Asian Programme Azja Azja Wschodnia Wybory

Tydzień wyborczy w Azji : Japonia i Korea Południowa

MATEUSZ MAŁEK, Program Azjatycki

flagi, licencja CCMiniony tydzień był tygodniem wyborczym w dwóch państwach Azji Północno – Wschodniej. Najpierw, w niedzielę 16 grudnia odbyły się przyspieszone wybory do Izby Reprezentantów (izba niższa parlamentu) w Japonii, w wyniku których druzgocące zwycięstwo odniosła będąca dotychczas w opozycji Partia Liberalno – Demokratyczna (LDP), a jej lider Shinzo Abe zostanie najpewniej nowym premierem. Następnie, w środę 19 grudnia odbyły się prezydenckie wybory w Korei Południowej, w których zwycięstwo odniosła kandydatka rządzącej Partii Saenuri: Park Geun-hye, stając się tym samym pierwszą kobietą prezydentem w Korei. 

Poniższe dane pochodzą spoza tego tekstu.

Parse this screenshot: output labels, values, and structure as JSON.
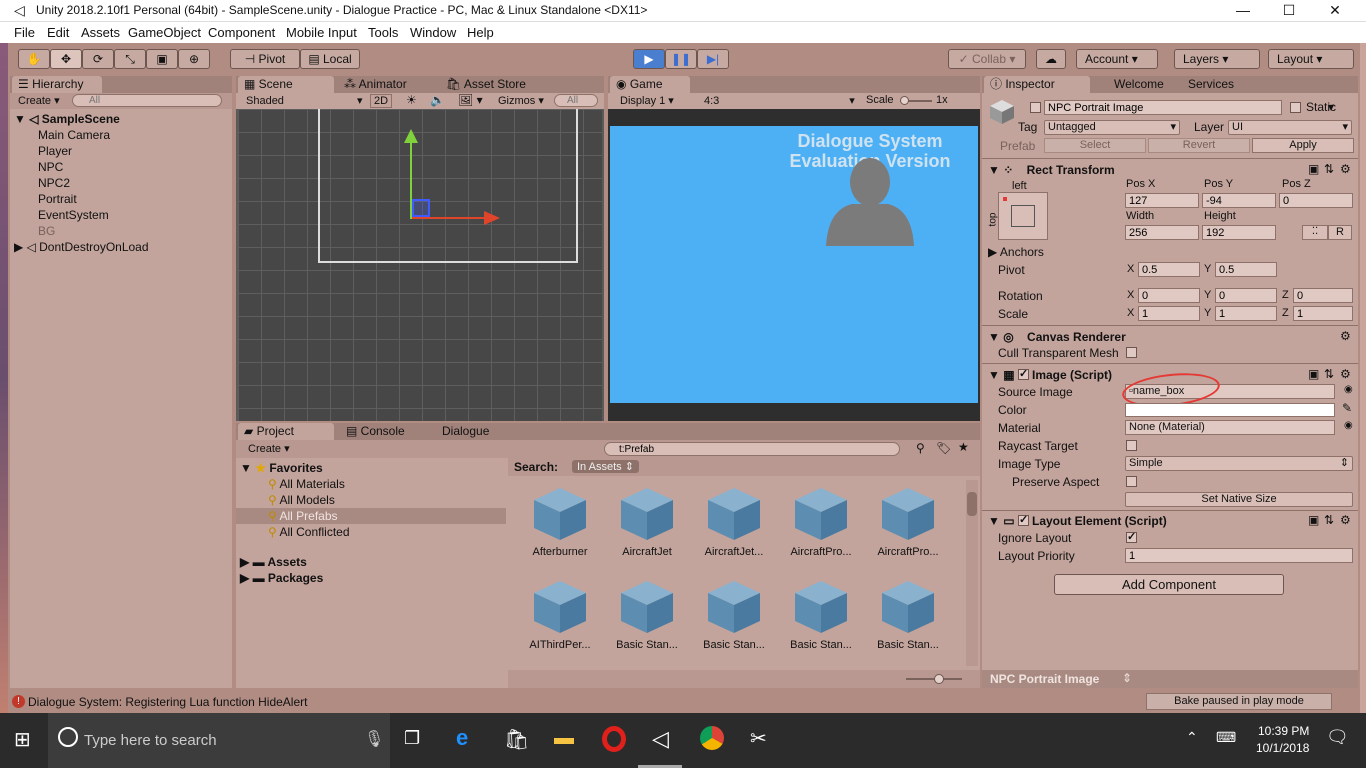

Nowe władze – stare problemy

Rezultaty tych wyborów, w połączeniu z zakończonym w poprzednim miesiącu Kongresem Komunistycznej Partii Chin, podczas którego wyłoniono nowe chińskie kierownictwo z Xi Jinpingiem i Li Keqiangiem na czele, tworzą unikalną sytuację gdy w tym samym czasie zmienia się najwyższa władza we wszystkich najważniejszych krajach Azji Północno – Wschodniej: Chinach, Japonii i Korei Południowej. Na dodatek, zaledwie rok wcześniej w wyniku śmierci Kim Jong-ila do zmiany władzy doszło również w Korei Północnej, gdzie pałeczkę po ojcu przejął Kim Jong-un. Jest to istotne zwłaszcza gdy spojrzy się na to jak ‘gorące’ są relacje między owymi czterema państwami i jak trudna do rozwiązania lista spraw, z którymi zmierzyć będą się musieli nowi liderzy.

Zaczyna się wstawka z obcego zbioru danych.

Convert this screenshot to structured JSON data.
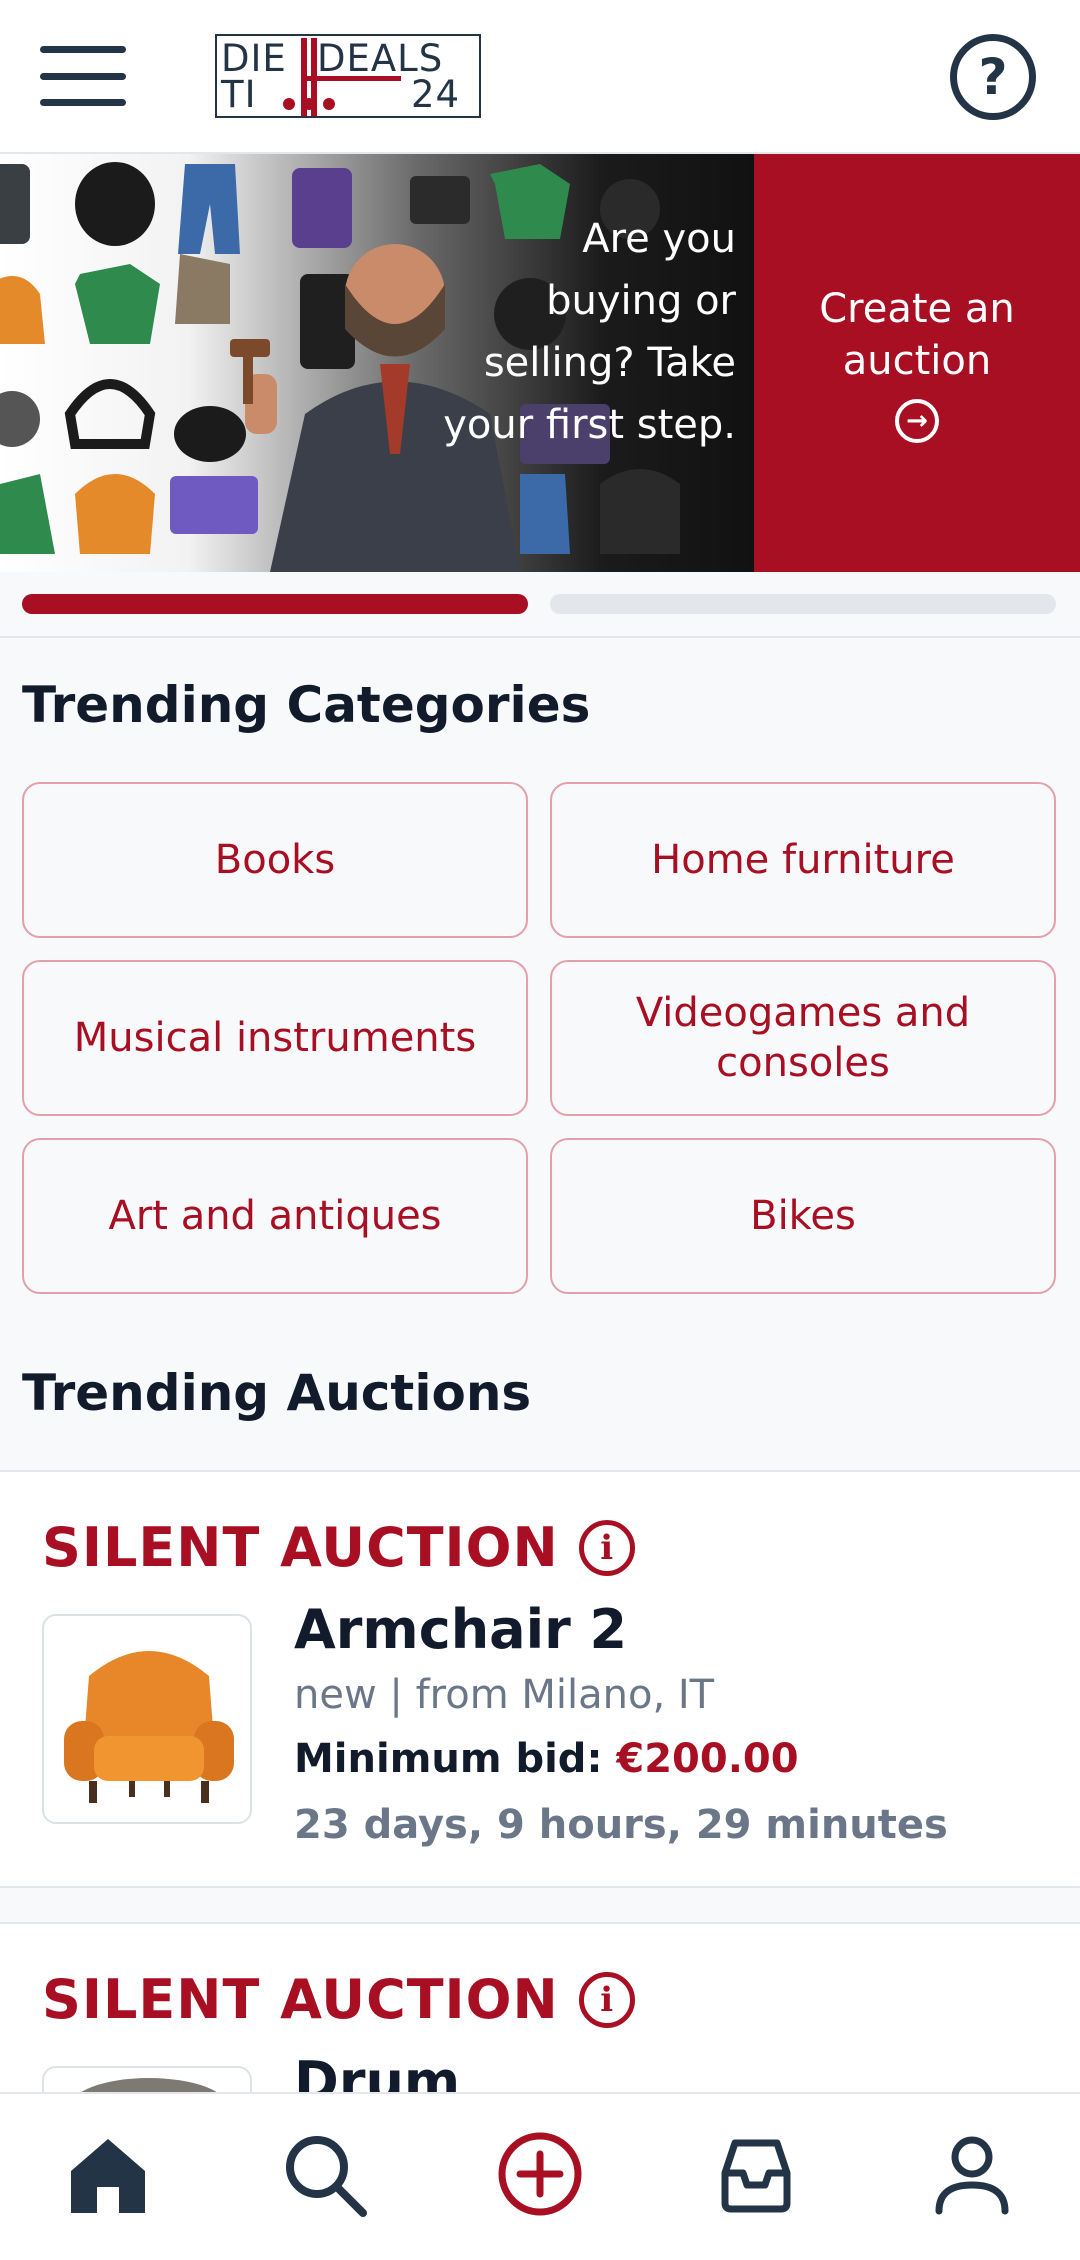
{
  "header": {
    "logo_text": "DIE DEALS TI 24",
    "logo": {
      "part1": "DIE",
      "part2": "TI",
      "part3": "DEALS",
      "part4": "24"
    }
  },
  "banner": {
    "message": "Are you buying or selling? Take your first step.",
    "cta_label": "Create an auction",
    "cta_icon": "arrow-right-circle-icon"
  },
  "carousel": {
    "slides": 2,
    "active": 1
  },
  "trending_categories": {
    "title": "Trending Categories",
    "items": [
      {
        "label": "Books"
      },
      {
        "label": "Home furniture"
      },
      {
        "label": "Musical instruments"
      },
      {
        "label": "Videogames and consoles"
      },
      {
        "label": "Art and antiques"
      },
      {
        "label": "Bikes"
      }
    ]
  },
  "trending_auctions": {
    "title": "Trending Auctions",
    "items": [
      {
        "type": "SILENT AUCTION",
        "title": "Armchair 2",
        "condition": "new",
        "location": "from Milano, IT",
        "meta": "new | from Milano, IT",
        "bid_label": "Minimum bid:",
        "bid_amount": "€200.00",
        "time_left": "23 days, 9 hours, 29 minutes"
      },
      {
        "type": "SILENT AUCTION",
        "title": "Drum"
      }
    ]
  },
  "bottom_nav": {
    "items": [
      {
        "icon": "home-icon",
        "active": true
      },
      {
        "icon": "search-icon"
      },
      {
        "icon": "add-circle-icon"
      },
      {
        "icon": "inbox-icon"
      },
      {
        "icon": "user-icon"
      }
    ]
  },
  "colors": {
    "brand_red": "#a90f23",
    "navy": "#243447",
    "muted": "#6b7789",
    "background": "#f7f9fb"
  }
}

Wymienić można chociaż kilka tych najczęściej przykuwających uwagę obserwatorów w dobiegającym końca roku: spór o wyspy Senkaku między Japonią a Chinami, próby rakiet dalekiego zasięgu przeprowadzone przez Koreę Północną, coraz bardziej agresywna polityka chińska na Morzu Południowo – chińskim oraz przyspieszający wyścig zbrojeń na Pacyfiku; a także: przyszłość relacji interkoreańskich po śmierci Kim Jong-ila, japońsko – koreański spór o wyspę Dokdo czy brak chęci ze strony Korei Północnej do denuklearyzacji. Ponadto państwa te musza poradzić sobie z postępującym kryzysem gospodarczym, dotykającym także Azję.

Nowe czyli stare?

Pisząc o wyborach w Korei i Japonii można powiedzieć, że odbyły się one bez niespodzianek. Należało się spodziewać zarówno zwycięstwa LDP, jak i Park Geun-hye; choć w wypadku wyborów koreańskich pozostawał cień nadziei na inne zakończenie. Jeśli chodzi o Koreę, zwycięstwo Park oznacza utrwalenie obecnie już istniejącej sytuacji, tym bardziej, że podczas marcowych wyborów do jednoizbowego Zgromadzenia Narodowego zwycięstwo odniosła Partia Saenuri pod przywództwem obecnej prezydent – elekt Park Geun-hye.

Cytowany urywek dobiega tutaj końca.